Consider the differential equation $$\dot{v}(t)+2\lambda v(t)=r(t) \tag{Eq. 1}$$ of a causal system with $$r(t) \not\equiv0$$
Using Laplace transform, $$sV(s)-V_0+2\lambda V(s)=R(s)$$ where $V_0$ is the value of $v(t)$ at $t=0$.
$$V(s)=V_0(\frac{1}{s+2\lambda})+R(s)(\frac{1}{s+2\lambda})$$ Using inverse Laplace transform, the solution to the differntial equation is therefore $$v(t)=V_0e^{-2\lambda t}+\int_{0}^{t}e^{-2\lambda (t-\tau)}r(\tau)d\tau$$ where $v_h(t) = V_0e^{-2\lambda t}$ is the homogeneous solution and $v_p(t) = \int_{0}^{t}e^{-2\lambda (t-\tau)}r(\tau)d\tau$ is the particular solution.

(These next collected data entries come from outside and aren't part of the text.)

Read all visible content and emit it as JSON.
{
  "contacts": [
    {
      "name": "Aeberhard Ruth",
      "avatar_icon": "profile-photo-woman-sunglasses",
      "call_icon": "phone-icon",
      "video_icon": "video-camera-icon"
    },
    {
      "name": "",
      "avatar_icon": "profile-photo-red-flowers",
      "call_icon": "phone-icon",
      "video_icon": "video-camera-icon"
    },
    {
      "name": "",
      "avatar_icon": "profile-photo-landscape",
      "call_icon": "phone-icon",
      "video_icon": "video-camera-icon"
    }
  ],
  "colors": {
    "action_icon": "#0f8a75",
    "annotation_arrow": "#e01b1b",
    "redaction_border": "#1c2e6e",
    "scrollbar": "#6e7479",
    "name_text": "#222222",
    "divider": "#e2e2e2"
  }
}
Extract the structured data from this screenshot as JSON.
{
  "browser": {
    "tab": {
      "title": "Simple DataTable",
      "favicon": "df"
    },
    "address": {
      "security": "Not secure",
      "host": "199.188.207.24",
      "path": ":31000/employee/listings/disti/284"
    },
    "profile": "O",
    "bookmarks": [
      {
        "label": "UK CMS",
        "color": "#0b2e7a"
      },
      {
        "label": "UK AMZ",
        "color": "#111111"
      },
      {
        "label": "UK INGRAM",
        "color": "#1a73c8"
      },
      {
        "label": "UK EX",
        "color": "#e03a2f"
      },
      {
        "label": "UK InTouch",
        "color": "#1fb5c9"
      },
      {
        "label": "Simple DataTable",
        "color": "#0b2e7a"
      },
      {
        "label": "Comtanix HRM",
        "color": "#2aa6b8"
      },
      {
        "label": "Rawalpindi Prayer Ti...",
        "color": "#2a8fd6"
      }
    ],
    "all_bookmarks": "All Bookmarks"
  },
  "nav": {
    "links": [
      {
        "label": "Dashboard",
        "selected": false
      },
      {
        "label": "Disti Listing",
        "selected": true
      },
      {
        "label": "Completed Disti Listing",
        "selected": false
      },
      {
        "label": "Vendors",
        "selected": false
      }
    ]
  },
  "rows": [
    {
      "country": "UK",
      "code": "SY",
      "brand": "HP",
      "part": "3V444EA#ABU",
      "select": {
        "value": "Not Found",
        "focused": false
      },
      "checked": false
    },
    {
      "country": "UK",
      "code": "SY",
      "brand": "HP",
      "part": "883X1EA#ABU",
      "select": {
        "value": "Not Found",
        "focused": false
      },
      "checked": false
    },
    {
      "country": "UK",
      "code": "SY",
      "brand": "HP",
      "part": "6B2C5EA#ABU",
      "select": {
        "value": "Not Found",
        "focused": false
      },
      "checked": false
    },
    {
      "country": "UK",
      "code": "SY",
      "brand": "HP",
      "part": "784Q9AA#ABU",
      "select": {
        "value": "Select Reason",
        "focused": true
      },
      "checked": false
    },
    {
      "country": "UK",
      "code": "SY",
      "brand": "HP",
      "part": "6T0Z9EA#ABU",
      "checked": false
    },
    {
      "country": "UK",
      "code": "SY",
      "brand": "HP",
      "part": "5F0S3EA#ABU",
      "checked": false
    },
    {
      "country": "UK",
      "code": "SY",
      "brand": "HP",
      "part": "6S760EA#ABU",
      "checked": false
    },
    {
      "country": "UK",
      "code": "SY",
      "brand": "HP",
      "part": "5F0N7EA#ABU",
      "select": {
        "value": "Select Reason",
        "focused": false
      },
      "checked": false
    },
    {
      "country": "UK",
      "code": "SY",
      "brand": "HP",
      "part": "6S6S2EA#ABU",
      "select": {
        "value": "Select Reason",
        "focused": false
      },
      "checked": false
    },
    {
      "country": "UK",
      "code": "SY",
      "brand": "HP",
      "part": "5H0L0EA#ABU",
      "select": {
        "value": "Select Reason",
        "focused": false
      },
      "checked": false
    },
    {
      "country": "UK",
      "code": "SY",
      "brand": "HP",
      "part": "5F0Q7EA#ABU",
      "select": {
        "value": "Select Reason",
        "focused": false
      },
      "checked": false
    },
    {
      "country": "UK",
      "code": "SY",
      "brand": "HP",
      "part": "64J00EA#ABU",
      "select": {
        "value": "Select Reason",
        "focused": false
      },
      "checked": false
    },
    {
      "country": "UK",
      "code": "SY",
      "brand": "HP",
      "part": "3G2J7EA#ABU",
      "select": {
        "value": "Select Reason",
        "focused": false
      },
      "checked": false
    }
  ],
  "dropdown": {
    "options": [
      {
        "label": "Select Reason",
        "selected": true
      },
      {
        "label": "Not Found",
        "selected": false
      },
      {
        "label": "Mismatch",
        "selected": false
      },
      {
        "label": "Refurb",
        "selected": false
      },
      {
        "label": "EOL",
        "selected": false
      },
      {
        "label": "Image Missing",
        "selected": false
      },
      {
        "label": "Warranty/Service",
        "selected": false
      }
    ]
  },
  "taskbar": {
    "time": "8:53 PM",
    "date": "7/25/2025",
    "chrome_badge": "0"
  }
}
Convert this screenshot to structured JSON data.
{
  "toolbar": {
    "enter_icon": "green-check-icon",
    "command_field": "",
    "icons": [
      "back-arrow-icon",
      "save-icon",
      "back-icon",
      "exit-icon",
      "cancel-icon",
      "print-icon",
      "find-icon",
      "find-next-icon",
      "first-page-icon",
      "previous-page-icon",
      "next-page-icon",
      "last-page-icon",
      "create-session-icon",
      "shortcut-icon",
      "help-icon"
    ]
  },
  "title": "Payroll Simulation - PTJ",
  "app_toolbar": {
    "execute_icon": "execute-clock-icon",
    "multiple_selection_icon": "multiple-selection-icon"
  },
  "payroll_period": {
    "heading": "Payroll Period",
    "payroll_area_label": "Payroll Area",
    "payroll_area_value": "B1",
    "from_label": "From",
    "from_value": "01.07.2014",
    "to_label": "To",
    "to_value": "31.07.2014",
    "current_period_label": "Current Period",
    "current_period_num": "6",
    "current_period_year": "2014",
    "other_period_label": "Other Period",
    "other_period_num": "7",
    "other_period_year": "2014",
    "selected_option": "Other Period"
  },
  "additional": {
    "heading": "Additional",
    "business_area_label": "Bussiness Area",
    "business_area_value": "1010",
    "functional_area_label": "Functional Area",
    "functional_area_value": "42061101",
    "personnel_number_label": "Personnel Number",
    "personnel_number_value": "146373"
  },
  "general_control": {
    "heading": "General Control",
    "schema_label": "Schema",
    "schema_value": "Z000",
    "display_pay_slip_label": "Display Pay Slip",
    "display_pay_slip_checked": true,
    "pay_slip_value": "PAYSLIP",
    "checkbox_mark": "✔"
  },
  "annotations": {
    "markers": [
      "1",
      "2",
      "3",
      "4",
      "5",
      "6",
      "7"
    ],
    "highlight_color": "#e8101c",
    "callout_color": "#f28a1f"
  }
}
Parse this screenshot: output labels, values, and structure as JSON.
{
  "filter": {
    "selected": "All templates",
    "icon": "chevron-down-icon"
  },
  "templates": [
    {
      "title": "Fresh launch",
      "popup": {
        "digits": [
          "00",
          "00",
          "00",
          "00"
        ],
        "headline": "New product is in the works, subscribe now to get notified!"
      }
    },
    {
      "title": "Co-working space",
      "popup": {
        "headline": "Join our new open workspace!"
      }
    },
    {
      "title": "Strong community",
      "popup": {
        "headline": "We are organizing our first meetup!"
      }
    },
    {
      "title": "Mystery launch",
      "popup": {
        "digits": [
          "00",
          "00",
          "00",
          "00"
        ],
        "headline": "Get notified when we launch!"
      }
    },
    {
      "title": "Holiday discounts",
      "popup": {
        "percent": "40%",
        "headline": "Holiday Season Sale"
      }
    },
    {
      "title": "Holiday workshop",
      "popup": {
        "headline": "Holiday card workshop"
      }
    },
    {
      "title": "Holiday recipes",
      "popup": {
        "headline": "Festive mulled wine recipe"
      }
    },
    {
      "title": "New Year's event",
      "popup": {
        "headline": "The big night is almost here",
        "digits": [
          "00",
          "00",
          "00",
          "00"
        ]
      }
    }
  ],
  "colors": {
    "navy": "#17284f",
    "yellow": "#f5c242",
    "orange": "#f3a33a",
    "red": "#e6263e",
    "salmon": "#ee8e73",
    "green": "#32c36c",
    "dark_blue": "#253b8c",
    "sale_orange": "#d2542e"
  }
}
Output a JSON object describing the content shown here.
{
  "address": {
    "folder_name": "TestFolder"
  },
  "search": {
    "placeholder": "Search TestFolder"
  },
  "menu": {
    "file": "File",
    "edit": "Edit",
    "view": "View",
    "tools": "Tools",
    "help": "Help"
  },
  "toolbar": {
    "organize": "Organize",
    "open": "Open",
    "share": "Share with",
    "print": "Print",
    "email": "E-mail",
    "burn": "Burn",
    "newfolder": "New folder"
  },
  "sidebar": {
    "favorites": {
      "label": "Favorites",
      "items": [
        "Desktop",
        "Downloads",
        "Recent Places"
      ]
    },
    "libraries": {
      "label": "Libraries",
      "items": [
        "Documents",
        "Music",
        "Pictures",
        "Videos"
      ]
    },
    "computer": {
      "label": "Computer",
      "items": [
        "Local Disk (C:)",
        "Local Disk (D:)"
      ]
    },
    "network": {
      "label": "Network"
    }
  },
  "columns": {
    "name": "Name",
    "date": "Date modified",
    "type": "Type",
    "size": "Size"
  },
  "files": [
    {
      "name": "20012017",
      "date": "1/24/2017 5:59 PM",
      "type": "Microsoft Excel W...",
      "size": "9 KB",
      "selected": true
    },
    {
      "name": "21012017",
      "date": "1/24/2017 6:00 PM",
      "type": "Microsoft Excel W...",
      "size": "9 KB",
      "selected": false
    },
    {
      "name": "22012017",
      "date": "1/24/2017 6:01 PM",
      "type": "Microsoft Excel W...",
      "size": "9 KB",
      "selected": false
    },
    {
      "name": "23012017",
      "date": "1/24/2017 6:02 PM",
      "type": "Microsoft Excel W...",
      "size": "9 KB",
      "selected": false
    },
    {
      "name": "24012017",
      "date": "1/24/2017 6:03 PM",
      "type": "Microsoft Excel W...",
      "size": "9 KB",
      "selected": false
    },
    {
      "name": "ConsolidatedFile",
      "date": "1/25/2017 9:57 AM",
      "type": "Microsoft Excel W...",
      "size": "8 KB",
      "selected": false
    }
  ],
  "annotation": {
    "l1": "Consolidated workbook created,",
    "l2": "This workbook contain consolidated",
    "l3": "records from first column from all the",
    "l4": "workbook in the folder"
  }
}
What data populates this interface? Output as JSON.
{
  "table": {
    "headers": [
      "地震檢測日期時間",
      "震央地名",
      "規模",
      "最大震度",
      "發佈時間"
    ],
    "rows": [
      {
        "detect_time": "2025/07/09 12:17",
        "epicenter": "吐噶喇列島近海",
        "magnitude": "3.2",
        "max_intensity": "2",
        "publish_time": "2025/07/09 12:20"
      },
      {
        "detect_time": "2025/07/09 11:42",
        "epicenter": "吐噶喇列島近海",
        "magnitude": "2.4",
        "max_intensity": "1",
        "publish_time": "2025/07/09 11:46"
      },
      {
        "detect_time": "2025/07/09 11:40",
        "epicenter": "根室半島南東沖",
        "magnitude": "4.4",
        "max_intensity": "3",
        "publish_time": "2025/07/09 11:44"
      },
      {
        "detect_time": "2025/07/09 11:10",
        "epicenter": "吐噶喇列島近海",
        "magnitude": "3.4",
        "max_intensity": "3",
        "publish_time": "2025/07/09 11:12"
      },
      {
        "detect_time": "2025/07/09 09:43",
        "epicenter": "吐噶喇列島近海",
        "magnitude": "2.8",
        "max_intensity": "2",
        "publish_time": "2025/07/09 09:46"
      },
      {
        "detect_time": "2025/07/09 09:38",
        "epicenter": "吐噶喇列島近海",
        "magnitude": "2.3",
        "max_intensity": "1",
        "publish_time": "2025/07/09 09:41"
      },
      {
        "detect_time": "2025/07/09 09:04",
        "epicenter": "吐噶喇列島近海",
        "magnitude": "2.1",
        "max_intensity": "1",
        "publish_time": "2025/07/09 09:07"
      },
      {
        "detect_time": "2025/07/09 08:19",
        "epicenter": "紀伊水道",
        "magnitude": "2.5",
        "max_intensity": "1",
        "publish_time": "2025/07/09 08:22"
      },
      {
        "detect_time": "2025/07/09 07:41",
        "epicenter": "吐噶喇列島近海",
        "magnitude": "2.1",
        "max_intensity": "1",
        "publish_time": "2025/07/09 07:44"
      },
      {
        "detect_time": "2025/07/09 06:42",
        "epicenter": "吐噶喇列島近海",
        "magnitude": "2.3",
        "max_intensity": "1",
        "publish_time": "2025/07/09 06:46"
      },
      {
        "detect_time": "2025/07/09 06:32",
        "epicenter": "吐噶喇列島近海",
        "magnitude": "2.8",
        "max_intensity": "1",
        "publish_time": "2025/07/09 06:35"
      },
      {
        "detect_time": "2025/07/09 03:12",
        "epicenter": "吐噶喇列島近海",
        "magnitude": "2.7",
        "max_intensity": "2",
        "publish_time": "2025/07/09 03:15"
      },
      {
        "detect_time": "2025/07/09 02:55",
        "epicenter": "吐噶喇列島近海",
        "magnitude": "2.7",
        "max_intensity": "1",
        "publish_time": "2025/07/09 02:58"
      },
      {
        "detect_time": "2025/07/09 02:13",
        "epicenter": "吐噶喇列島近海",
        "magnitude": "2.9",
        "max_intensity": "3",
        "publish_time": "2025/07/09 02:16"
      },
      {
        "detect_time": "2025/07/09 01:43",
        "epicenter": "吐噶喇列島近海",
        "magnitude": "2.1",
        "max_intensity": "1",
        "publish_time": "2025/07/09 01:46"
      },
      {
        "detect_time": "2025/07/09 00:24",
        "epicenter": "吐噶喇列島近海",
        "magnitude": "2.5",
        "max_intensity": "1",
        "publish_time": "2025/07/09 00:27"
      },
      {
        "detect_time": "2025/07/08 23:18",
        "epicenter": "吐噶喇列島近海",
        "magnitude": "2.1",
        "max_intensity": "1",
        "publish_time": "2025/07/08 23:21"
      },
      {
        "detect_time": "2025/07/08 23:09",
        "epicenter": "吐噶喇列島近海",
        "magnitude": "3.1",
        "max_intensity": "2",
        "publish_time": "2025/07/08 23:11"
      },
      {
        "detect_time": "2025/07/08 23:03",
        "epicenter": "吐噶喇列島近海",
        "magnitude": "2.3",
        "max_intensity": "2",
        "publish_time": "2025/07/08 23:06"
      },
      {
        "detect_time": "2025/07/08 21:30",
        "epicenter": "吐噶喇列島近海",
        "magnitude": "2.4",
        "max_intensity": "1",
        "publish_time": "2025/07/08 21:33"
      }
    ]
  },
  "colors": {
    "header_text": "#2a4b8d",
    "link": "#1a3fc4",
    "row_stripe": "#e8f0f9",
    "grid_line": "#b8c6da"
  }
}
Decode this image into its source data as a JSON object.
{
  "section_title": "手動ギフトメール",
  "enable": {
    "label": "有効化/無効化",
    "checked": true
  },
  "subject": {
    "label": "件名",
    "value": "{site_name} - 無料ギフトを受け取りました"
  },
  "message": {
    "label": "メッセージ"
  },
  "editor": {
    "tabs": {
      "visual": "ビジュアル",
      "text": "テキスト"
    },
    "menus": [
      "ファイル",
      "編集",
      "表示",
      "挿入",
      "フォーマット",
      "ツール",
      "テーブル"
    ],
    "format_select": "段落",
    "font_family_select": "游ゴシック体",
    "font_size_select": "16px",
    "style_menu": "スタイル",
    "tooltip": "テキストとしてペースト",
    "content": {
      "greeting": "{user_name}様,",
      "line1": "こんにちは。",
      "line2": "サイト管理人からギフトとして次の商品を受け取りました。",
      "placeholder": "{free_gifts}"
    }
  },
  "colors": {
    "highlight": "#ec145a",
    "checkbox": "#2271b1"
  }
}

Note that both $v_h(t)$ and $v_p(t)$ satisfy Eq. 1.
We know that $$ \frac{d}{dt}(f(t)*g(t)) = (\frac{d}{dt}f(t))*g(t) \tag{Eq.2}$$
If we let $f(t) = e^{-2\lambda (t-\tau)}$ and $g(t)=r(t)$, then $$\dot{v_p}(t)=\frac{d}{dt}(f(t)*g(t))=(-2\lambda e^{-2 \lambda t})*r(t)=-2\lambda\int_{0}^{t}e^{-2\lambda (t-\tau)}r(\tau)d\tau$$
Applying Eq. 1 on $v_p(t)$, $$\dot{v_p}(t)+2\lambda v_p(t)=r(t)$$ $$-2\lambda\int_{0}^{t}e^{-2\lambda (t-\tau)}r(\tau)d\tau + 2\lambda\int_{0}^{t}e^{-2\lambda (t-\tau)}r(\tau)d\tau=r(t)$$ $$0 = r(t)$$ which is a contradiction. Why is this so?